All of the political bickering seems sur-realistic, considering that the potato famine had struck by this time, bringing devastation to the Irish countryside. Among prominent Repealers, it seems that only O’Brien and Daniel O’Connell grasped the magnitude of the tragedy, with both making agitated appeals for relief of the mass suffering. As countrymen, they had an understanding that eluded their more urbanized associates.

The final split came in 1846. Fiery Young Irelanders like John Mitchel and T.F.
Meagher, speaking in the name of Repeal, had become more ready to advocate violence. The aged and failing O’Connell, anxious to head off bloodshed, called for the unequivocal renunciation of force as a means for securing Irish freedom. Matters came to a head after a speech by Meagher in which he extolled “the sword” in politics. Meagher was expelled from the Repeal movement during a tumultuous meeting: O’Brien protested in defense of the younger man’s right to free speech and walked out, followed by most of Young Ireland.

Following the death of Daniel O’Connell, the bitterness intensified. T.M. Ray purged the Repeal Association of all suspected Young Ireland sympathizers. The “negative campaigning” of our recent presidential contest pales when compared to accounts of the 1847 elections.
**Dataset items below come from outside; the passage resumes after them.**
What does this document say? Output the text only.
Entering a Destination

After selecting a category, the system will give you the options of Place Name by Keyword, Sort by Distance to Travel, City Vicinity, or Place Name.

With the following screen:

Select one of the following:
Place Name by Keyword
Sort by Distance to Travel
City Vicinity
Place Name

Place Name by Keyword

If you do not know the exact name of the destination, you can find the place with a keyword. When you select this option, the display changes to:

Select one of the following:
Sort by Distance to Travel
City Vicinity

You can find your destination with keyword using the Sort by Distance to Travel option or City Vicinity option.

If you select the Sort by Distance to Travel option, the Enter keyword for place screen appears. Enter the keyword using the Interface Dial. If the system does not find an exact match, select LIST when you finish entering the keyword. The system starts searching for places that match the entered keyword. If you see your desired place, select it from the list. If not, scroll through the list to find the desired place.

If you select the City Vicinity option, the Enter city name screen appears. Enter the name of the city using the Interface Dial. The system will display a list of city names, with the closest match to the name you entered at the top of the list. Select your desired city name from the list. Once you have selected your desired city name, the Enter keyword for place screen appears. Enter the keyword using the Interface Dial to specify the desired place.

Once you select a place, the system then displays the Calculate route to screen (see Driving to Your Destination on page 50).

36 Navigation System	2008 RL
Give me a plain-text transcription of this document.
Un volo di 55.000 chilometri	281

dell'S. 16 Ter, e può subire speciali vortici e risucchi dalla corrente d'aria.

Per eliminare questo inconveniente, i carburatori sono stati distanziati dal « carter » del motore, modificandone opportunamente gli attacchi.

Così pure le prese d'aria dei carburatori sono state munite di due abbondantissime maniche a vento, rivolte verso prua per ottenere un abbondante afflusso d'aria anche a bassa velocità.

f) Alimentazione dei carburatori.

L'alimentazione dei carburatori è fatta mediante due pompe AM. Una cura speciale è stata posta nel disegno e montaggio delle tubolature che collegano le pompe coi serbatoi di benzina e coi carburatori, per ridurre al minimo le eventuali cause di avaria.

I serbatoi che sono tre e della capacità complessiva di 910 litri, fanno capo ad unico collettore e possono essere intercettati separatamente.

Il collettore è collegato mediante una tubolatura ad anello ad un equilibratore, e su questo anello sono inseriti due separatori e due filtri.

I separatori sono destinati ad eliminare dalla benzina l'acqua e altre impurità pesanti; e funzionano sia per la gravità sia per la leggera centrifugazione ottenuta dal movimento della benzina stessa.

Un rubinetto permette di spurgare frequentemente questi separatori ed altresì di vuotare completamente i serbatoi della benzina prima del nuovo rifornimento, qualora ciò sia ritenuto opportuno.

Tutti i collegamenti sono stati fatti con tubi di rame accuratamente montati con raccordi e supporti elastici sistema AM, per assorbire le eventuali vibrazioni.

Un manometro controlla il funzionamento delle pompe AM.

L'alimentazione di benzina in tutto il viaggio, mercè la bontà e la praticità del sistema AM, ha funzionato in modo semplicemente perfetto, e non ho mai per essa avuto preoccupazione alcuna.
There were many incidents of street fighting instigated by mobs loyal to John O’Connell and the older Repcal leaders —seemingly there were limits to non-violence!

John O’Connell had eliminated all potential rivals from the Repeal movement, but this was a Pyrrhic victory. The Famine continued unabated. Meanwhile, in Paris and elsewhere in Europe, the Revolutions of 1848 broke out, seemingly presaging something similar in Ireland. In June, outflanked by the more honorable O’Connell-lites and recognizing that he had lost the support of the country, John O’Connell retired from public life.

Barely a month later, the arrest of several of its leaders and the suppression of The Nation pushed Young Ireland into insurrection. O’Brien, disillusioned with the failure of attempts at constitutional reform and distraught at the continuing effects of the Famine, was the highly unlikely leader of a futile rising in County Tipperary. Despite his bravery and sincerity O’Brien was no military commander, and anyway Young Ireland had neither the manpower nor materials to stage anything more than a token rebellion. The small band of would-be revolutionaries equipped mainly with home-made pikes, was quickly routed by a well-armed and professional adversary.

Ireland in the 1840’s had been unable to resolve the conflict between its generations. The O’Connellites passed from the scene, and Young Ireland was swept away.
Whether the crisis was aggravated by the unprecedented horror of the Famine, or whether the lack of leadership contributed to the Famine’s baleful effects is something that could be debated forever. In any event, it was to be several decades before a new generation of vigorous Irish leaders emerged from the cataclysm’s aftermath.